È quasi Natale quando finalmente mi trovo nel 1958. Miriam «Midge» Maisel è una donna del suo tempo. È spiritosa, spigliata, arguta. Si è sposata con un uomo gentile dalle qualità umane e professionali poco appariscenti, che è tuttavia definito da un obiettivo: penetrare nel mondo della stand-up comedy, ossia il tipo particolare di comicità che negli Stati Uniti continua tuttora a proliferare in locali bui e fumosi, grandi palchi, speciali televisivi. Ogni gesto di Midge è condizionato dal benessere del marito. Deve trovarla composta e profumata anche di prima mattina, deve pensare che sia una buona cuoca, una buona madre, una buona figlia, una solutrice di piccoli e grandi problemi. Su questo aspetto, in particolare, la protagonista concentra il suo talento: nell’escogitare mille e un modo per appagare i bisogni di ciascuno. Un giorno, però, Midge scopre che i suoi sforzi non sono valsi a nulla: Joel, lo sposo alla cui soddisfazione si dedica ogni giorno, ha un’amante. La realtà, non semplice ma neppure difficile come poteva sembrare, caracolla sotto il peso della rivelazione. L’intelligenza magmatica che fino a poco tempo prima era eterodiretta, e in qualche misura sempre eterodeterminata, ora torna fine a se stessa quasi fosse una necessità fisiologica, quasi dovesse esplodere perché così è, e basta. Per caso, Midge inciampa sul palco dove si era esibito (male) il suo stesso marito. Scopre di avere una voce riconoscibile: la sua. Scopre anche che non è sufficiente. Non basta dire, bisogna saper dire. Una volta trovata la propria dimensione, occorre anche imparare a esistervi.

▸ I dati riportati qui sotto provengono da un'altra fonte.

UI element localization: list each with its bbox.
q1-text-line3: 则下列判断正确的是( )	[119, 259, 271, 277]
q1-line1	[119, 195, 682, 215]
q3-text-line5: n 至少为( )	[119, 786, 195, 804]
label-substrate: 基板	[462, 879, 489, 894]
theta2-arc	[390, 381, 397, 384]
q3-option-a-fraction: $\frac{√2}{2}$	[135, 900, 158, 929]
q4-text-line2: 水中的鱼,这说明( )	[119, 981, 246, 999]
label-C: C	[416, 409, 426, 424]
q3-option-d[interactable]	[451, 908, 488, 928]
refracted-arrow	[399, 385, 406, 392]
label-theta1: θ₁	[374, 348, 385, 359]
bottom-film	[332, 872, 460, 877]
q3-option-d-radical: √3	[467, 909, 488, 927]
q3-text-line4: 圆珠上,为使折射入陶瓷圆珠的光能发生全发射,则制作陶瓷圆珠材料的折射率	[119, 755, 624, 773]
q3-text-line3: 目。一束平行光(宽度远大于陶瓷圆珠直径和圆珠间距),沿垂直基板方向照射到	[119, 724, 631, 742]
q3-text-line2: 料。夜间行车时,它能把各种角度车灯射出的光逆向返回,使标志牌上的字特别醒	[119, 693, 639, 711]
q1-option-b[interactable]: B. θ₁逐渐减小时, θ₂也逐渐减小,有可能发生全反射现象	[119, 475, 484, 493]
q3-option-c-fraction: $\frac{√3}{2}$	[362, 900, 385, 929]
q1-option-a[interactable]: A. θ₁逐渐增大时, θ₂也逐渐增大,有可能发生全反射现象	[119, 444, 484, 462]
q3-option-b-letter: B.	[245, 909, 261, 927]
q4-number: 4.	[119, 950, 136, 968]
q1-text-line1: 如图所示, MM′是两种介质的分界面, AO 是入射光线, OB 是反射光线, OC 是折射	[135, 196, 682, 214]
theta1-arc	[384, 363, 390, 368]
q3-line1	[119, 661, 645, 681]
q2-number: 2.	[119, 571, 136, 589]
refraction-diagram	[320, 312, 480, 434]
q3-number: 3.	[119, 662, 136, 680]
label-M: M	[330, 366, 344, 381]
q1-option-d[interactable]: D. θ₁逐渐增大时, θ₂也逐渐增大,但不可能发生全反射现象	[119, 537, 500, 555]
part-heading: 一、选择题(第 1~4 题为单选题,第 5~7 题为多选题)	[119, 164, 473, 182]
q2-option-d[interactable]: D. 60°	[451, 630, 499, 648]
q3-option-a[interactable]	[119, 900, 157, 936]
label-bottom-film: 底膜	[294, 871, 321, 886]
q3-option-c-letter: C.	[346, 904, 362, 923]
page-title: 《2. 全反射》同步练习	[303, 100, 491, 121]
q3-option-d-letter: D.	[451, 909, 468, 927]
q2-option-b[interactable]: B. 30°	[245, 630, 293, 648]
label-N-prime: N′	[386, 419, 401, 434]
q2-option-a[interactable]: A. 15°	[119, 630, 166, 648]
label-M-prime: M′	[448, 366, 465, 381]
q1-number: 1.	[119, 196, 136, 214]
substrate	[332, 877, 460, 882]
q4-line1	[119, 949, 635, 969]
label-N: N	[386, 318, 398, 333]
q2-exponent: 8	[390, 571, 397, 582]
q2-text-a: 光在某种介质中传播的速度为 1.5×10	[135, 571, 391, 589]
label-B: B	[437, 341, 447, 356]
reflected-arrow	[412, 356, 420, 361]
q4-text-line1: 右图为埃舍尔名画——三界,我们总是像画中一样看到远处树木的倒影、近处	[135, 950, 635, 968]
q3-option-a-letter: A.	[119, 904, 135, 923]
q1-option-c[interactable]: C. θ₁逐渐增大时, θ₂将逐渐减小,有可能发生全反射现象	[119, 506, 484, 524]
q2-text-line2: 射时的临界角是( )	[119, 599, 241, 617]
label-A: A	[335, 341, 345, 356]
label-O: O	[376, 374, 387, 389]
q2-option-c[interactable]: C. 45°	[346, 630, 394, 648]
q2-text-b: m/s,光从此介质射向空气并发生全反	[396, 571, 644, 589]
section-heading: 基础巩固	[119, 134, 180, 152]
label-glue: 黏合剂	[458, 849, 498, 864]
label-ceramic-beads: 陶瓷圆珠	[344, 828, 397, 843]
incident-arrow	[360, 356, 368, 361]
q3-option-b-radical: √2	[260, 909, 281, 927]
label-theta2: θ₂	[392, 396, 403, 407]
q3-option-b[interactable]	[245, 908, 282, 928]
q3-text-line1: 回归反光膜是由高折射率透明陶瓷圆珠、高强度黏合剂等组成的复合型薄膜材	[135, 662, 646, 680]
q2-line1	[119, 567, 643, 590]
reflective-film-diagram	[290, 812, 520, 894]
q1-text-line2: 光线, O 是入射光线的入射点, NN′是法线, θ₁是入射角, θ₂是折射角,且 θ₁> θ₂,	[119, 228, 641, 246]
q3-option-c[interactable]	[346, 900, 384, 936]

A me la voce di Mrs. Maisel arriva alle orecchie cristallina e da subito. Non assomiglia a quella di Nola Darling. Non assomiglia, in effetti, a quella di nessun altro. Certo, Midge non esiste: esiste Amy Sherman-Palladino, che ha inventato una femmina utile a rappresentare molte altre femmine; lei per prima, possibilmente.

Scavando, ho scoperto che la protagonista della serie tv Amazon Prime Video non era una, ma molteplice. Era stata disegnata per accogliere in sé tutte le grandi stand-up comedienne della storia. Da Joan Rivers a Tina Fey. Da Gilda Radner a Maria Bamford. In Midge, insomma, vivevano antenate ed eredi. Spiriti vecchi e nuovi. E che entrambi avessero trovato una sorta di accordo per incontrarsi nel volto di Rachel Brosnahan, vascello acquiescente a adatto a navigare le acque del tempo.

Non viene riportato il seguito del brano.